Le Collège Sainte Gertrude de Nivelles

 

Les dessous de la TV réalité

 

Johan DE SMEDT
Producteur délégué de «Endemol Belgique» société qui produit Star Academy

Bernard HENNEBERT
Journaliste au «Ligueur»
auteur de «Mode d’emploi pour téléspectateurs actifs»
Emmanuel TOURPE
P hilosophe, responsable des études de programmation et de prospective stratégique à la RTBF.

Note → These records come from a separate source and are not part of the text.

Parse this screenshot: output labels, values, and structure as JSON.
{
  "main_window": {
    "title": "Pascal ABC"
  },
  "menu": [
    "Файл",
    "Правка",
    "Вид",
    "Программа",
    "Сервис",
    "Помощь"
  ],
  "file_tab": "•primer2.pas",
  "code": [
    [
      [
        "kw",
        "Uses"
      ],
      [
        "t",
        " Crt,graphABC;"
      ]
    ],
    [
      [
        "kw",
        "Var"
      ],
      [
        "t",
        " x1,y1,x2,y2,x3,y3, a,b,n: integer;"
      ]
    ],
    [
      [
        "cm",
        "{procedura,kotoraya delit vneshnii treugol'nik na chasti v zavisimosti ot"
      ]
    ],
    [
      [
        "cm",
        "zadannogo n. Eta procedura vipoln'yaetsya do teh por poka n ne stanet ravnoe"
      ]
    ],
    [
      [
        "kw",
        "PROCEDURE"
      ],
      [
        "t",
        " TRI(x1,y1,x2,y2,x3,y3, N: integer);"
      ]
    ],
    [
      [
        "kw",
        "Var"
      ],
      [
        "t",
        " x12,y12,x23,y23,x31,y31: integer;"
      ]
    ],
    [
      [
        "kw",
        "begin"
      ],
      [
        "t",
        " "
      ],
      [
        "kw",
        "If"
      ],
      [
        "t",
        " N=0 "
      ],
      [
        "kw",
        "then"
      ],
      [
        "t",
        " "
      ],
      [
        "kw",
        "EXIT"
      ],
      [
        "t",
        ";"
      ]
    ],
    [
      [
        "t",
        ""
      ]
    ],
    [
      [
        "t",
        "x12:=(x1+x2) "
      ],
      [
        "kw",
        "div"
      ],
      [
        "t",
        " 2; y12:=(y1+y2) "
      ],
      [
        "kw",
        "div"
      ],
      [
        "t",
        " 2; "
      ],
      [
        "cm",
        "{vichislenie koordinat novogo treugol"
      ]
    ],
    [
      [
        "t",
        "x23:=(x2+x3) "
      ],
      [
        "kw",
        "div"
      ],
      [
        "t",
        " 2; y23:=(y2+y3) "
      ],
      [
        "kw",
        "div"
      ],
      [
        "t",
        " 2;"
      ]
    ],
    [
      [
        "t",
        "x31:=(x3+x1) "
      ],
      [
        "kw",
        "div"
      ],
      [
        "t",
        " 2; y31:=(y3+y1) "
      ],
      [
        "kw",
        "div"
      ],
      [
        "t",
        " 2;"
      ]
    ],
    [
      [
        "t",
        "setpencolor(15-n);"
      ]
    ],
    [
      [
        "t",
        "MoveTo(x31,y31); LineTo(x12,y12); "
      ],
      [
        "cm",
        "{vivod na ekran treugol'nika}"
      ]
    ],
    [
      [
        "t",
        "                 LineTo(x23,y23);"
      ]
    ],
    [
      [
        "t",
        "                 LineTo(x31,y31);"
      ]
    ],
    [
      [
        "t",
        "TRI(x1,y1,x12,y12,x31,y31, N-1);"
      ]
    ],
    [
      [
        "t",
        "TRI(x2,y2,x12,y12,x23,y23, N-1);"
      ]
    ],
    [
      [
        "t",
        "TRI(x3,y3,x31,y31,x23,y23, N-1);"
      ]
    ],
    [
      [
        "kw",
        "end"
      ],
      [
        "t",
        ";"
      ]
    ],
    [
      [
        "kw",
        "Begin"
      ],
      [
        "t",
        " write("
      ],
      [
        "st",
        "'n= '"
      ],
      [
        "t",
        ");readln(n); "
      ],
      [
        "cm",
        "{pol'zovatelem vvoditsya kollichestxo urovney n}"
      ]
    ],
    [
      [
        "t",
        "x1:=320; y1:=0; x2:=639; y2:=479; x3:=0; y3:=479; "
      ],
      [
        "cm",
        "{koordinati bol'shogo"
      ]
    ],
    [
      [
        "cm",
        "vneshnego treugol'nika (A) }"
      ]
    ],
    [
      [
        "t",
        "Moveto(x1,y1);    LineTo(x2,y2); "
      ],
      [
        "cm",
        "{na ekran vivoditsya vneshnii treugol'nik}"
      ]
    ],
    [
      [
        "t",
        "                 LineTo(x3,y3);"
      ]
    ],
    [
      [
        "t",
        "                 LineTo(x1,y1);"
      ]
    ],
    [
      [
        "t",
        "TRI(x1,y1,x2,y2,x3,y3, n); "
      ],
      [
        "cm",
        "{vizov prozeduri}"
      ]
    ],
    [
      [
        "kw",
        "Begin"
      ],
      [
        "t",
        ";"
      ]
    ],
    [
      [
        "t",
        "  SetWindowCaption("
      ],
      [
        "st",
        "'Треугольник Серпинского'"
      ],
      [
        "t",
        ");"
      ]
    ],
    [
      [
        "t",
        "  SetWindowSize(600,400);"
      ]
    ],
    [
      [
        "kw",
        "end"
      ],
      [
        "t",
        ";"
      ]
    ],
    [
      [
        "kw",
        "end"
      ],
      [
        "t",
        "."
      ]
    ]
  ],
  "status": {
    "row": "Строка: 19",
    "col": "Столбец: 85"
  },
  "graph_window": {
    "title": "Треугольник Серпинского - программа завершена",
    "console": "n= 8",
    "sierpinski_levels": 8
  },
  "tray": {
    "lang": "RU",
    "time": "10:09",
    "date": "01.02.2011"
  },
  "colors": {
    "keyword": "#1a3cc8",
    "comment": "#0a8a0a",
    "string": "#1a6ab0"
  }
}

avec l'aimable autorisation de Nicolas Vadot

"Raz de marée audimétrique", "déferlante médiatique": les mots ne semblent pas assez forts pour traduire un phénomène puissant, le succès incontestable et pourtant contesté de la télé-réalité.
Celle-ci n’a pas mis bien longtemps pour s’imposer dans notre paysage audiovisuel puisque les émissions "Loft Story", "Koh Lanta", "L’île de la tentation" et autres "Star Academy" n’apparurent chez nous qu’en 2000 ou 2001, précédées de peu aux Pays-Bas par "Big Brother".

Pourquoi cet engouement soudain, particulièrement chez les jeunes? Cela traduit-il un changement de société, d’autres besoins que ceux de la "télé de papa"? D’aucuns prétendent que c’est "la violence, le voyeurisme, la débilité, la pornographie, le mépris de la culture et la démagogie" qui font de l’audimat aujourd’hui.

C’est cette question fort controversée que nous avons voulons aborder en invitant 3 personnalités d’horizons fort différents:

Monsieur Johan De Smet, Producteur délégué de "Endemol Belgique" société qui produit Star Academy qui commercialise ces émissions.

Monsieur Bernard Hennebert, journaliste au "Ligueur" qui vient de publier chez Labor un livre intitulé "Mode d’emploi pour téléspectateurs actifs".

Monsieur Emmanuel Tourpe, responsable des études de programmation et de prospective stratégique à la RTBF.

Après avoir montré quelques séquences de "Star Academy" version RTL-TVI, Johan De Smet insiste sur la révolution télévisuelle qu’ont opérée des émissions telles que "Big Brother" il y a quelques années. Il s’agissait donc dans ce cas d’enfermer dans une habitation une dizaine de jeunes épiés dans tous leurs faits et gestes par des caméras et des micros. Leurs disputes, leurs relations amicales ou amoureuses, tout ce qu’ils vivaient, créaient chez le téléspectateur des expériences émotionnelles de rejet ou de sympathie pour les protagonistes. Ceci constitue la base fondamentale de ce type d’émissions qui semble correspondre à une attente du public. En effet, dit-il, celui-ci reste libre de zapper s’il n’y trouve pas son compte.

 

Bernard Hennebert, pour sa part, dénonce les intérêts financiers exclusifs de ces programmes : ils sont vendus par des producteurs à une chaîne dont l’audimat constitue le seul intérêt puisque c’est lui qui assure la manne publicitaire. La couverture d’une certaine presse pour ce genre d’émission ne fait que renforcer le système et rend le public- surtout le plus jeune- esclave de ce type d’émissions. On va l’encourager à téléphoner -pour soutenir ses favoris- vers des numéros 0900 ou 0903 qui enrichissent Belgacom et surtout la chaîne. De plus, il n’est pas certain que l’on tienne compte de la majorité des appels puisque celle-ci se réserve le droit de changer les règles en cours de jeu…

Tout en donnant la parole à l’auditoire, Emmanuel Tourpe va élargir et relativiser le débat en rappelant que ce phénomène avait été annoncé aux USA par la retransmission en direct et pendant des journées entières du procès Simpson (avait-il, oui ou non tué sa femme ?) et par des documentaires-réalités sur des familles ordinaires. En Europe, on a suivi le mouvement avec les "Psy-shows" qui exposent publiquement l’intimité des gens.

Monsieur Tourpe dénonce les excès de la télé-réalité: le vide de certaines séquences, le voyeurisme, la caméra intrusive notamment. Ce serait, selon lui, un symptôme de non-communication et d’individualisme de notre société.

Par contre, il est interpellé par le plaisir que le spectateur peut prendre dans ce type d’émissions et en tant que responsable des études de programmation à la RTBF, il se demande s’il n’y a pas moyen de concilier ce plaisir et l’enrichissement intellectuel ou moral du téléspectateur.

C’est la grâce que je nous souhaite…

Il semble en tout cas qu’un élément positif de ces programmes soit de susciter discussions et réflexions sur ce qui s’étale à l’écran et ce au-delà des générations.